Erect or climbing shrubs, rarely trees or herbs, juice often milky. Leaves opposite or whorled, very rarely alternate, simple and entire; stipules wanting. Flowers regular, hermaphrodite, usually in axillary or terminal cymes. Calyx inferior, 4-lobed or -partite; lobes imbricate, often glandular at the base. Corolla gamopetalous, hypogynous, funnel- or salver-shaped; tube often hairy or scaly within; lobes 5, rarely 4, spreading, usually contorted in the bud. Stamens 5, rarely 4, inserted on the tube of the. corolla; filaments short; anthers often sagittate, either free or connate and adhering to the stigma; pollen granular.
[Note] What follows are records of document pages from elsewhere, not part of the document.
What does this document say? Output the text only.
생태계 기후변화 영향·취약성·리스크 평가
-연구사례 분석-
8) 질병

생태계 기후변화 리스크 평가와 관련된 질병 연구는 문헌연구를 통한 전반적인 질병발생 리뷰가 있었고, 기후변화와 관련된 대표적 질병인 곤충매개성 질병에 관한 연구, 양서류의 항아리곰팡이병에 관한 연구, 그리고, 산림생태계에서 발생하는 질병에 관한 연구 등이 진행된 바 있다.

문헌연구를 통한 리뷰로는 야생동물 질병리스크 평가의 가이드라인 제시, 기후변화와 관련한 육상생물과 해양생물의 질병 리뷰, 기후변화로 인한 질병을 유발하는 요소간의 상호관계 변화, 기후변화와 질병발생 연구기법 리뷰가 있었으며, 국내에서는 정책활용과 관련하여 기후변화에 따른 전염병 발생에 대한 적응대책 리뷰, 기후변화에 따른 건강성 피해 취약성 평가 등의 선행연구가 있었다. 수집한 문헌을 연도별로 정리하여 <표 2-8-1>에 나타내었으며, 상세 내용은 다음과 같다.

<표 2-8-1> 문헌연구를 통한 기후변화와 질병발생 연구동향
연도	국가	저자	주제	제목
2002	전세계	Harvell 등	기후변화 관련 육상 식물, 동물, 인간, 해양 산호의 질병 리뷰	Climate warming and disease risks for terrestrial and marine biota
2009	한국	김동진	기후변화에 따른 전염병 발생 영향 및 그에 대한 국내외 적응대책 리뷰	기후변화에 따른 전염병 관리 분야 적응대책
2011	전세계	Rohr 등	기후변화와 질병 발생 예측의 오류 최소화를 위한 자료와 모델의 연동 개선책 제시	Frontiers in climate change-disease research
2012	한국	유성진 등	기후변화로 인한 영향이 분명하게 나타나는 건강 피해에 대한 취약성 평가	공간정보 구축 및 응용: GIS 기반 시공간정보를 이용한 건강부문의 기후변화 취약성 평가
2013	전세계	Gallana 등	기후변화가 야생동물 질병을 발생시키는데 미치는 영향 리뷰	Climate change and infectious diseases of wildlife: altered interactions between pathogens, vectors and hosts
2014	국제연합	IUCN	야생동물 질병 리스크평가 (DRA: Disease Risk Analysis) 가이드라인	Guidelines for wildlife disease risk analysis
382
Ovary superior, usually composed of 2 carpels connate only by their styles, but in one tribe the carpels are wholly combined into a 2-celled ovary with axile placentas or into a 1-celled ovary with 2 parietal placentas; ovules 2 or several or many; style single or separated at the base only, thickened above; stigma entire or 2-fid, often constricted in the middle. Fruit generally of 2 follicles opening along the inner edge, sometimes a drupe or berry. Seeds various, often with a tuft of silky hairs; albumen generally present; embryo straight, radicle usually superior.

A large order, abundantly represented in the tropics of both hemispheres, less plentiful in extra-tropical warm, regions, and decidedly rare in the temperate zones. Genera about 100; species under 1000. The order includes many poisonous plants, some (as the ordeal-tree of Madagascar, Tanghinia venenifera) being exceedingly virulent. Others are employed medicinally as drastic purgatives or febrifuges. A few species yield indiarubber, but on the whole the family is not of much economic importance. The flowers are often of considerable beauty, and many genera are cultivated in gardens or greenhouses. The single New Zealand genus extends through Australia to India and Ceylon.